We should try to undermine their support by suppressing them.

Note especially Remnick’s rhetoric. He talks about the Brotherhood “views” on women’s rights, as though all it had were opinions. What about the active abuse and harassment of women, what about the female genital mutilation, what about the wife beating that is countenanced by Sharia Law?

It’s not just about views.

Remnick finds the “attacks” by Brotherhood supporters on  Coptic Christians “deplorable,” but what about the murder of Coptic Christians.

Compare Remnick's milquetoast rhetoric with this article from the Huffington Post. It tells about recent Brotherhood attacks on Coptic Christians. We are not dealing with people who we might not trust; we are dealing with terrorist thugs committing pogroms. They were doing it more subtly before the coup; they are doing it more openly now.

This, from the Huffington Post:

After torching a Franciscan school, Islamists paraded three nuns on the streets like "prisoners of war" before a Muslim woman offered them refuge. Two other women working at the school were sexually harassed and abused as they fought their way through a mob.

In the four days since security forces cleared two sit-in camps by supporters of Egypt's ousted president, Islamists have attacked dozens of Coptic churches along with homes and businesses owned by the Christian minority.
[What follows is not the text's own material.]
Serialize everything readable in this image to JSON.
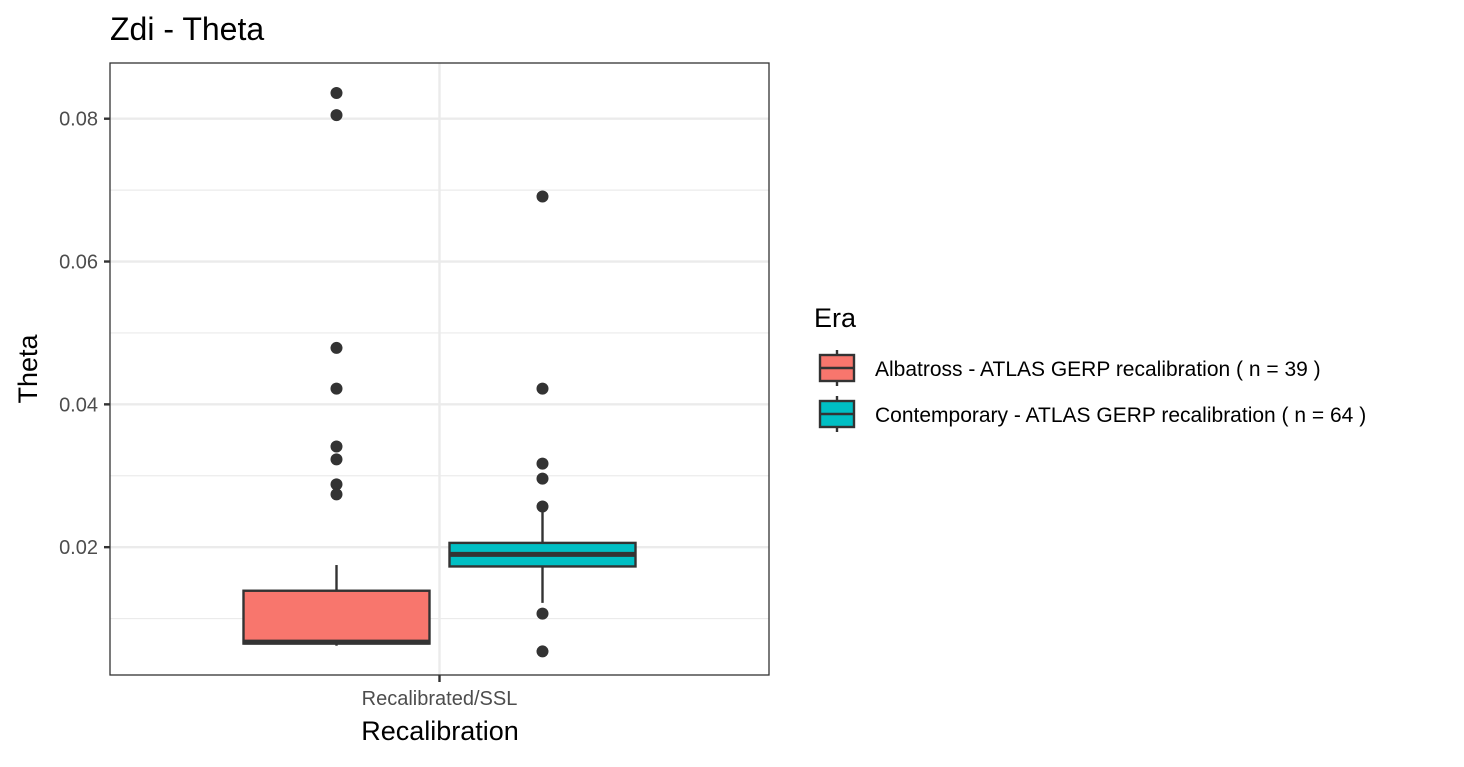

The campaign of intimidation appears to be a warning to Christians outside Cairo to stand down from political activism.

Christians have long suffered from discrimination and violence in Muslim majority Egypt, where they make up 10 percent of the population of 90 million. Attacks increased after the Islamists rose to power in the wake of the 2011 Arab Spring uprising that drove Hosni Mubarak from power, emboldening extremists. But Christians have come further under fire since President Mohammed Morsi was ousted on July 3, sparking a wave of Islamist anger led by Morsi's Muslim Brotherhood.
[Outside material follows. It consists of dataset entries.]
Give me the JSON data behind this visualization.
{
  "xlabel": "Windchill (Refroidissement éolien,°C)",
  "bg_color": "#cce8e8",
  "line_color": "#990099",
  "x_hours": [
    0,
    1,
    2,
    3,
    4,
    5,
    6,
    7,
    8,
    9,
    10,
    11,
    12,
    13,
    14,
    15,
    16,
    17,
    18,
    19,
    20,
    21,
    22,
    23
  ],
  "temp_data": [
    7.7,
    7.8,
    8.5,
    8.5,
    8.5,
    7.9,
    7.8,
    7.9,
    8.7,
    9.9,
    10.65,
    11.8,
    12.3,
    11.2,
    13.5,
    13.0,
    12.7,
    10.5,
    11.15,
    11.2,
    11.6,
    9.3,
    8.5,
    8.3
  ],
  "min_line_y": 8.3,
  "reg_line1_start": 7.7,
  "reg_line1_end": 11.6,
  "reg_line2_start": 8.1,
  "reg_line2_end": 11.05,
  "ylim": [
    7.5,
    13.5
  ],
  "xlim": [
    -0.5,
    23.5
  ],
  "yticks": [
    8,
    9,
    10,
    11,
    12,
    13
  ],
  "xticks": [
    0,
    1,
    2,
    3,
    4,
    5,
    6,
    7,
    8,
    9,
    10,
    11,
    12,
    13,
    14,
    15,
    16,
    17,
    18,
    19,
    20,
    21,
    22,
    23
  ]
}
Nearly 40 churches have been looted and torched, while 23 others have been attacked and heavily damaged since Wednesday, when chaos erupted after Egypt's military-backed interim administration moved in to clear two camps packed with protesters calling for Morsi's reinstatement, killing scores of protesters and sparking deadly clashes nationwide.


3 comments:

  1. I get the impression Mr. Remnick would like John "not-a-coup" Kerry to take the fall for the Egypt muddle... so Obama and Clinton won't have to. Those two visionaries are Guardians of the Long View, and can't be judged by what Remnick presents as temporary, negative events common to great social and political change. Kerry, on the other hand, is an expendable screwup who needs a date with the undercarriage of a bus. If only he had had the courage and insight to call things by their right names, he wouldn't have cast this momentary shadow over the brilliant leadership of the Best and Brightest.

    ReplyDelete
  2. Lastango,
    Love the sarcasm. One should always distrust anyone who believes they are the "best and brightest." Just the fact that they start from that position makes them foolish and should bring instant contempt. If there is one thing a full life will demonstrate to anyone with the slightest amount of wisdom is how much, and the disparity grows, one dose not know.
    Education accomplishments DO NOT equal intelligence or the right to control other's destiny. One only has to look at the lives of those who would desire power for its own end. I would far rather have wisdom.
    One only has to look around them and see that there does seem to be an inverse relationship between education and wisdom.
    Terrorist, and those who would be dictators, have long ago figured out that the easiest people to fool are those who believe that are the "best and brightest." Obama, in many ways, has used their propensity to believe such nonsense while at the same time using the supposed "best and brightest" to enslave, through healthcare, welfare, et all the masses.
    Alternatively the "Brotherhood" has done the same to Obama for the same reasons.

    ReplyDelete
  3. The left, in its various parts, love the MB. No doubt reminds them of the great old days of the Bolsheviks and their certainty of the rightness of their cause.

    Because the military is a buncha tea-partiers!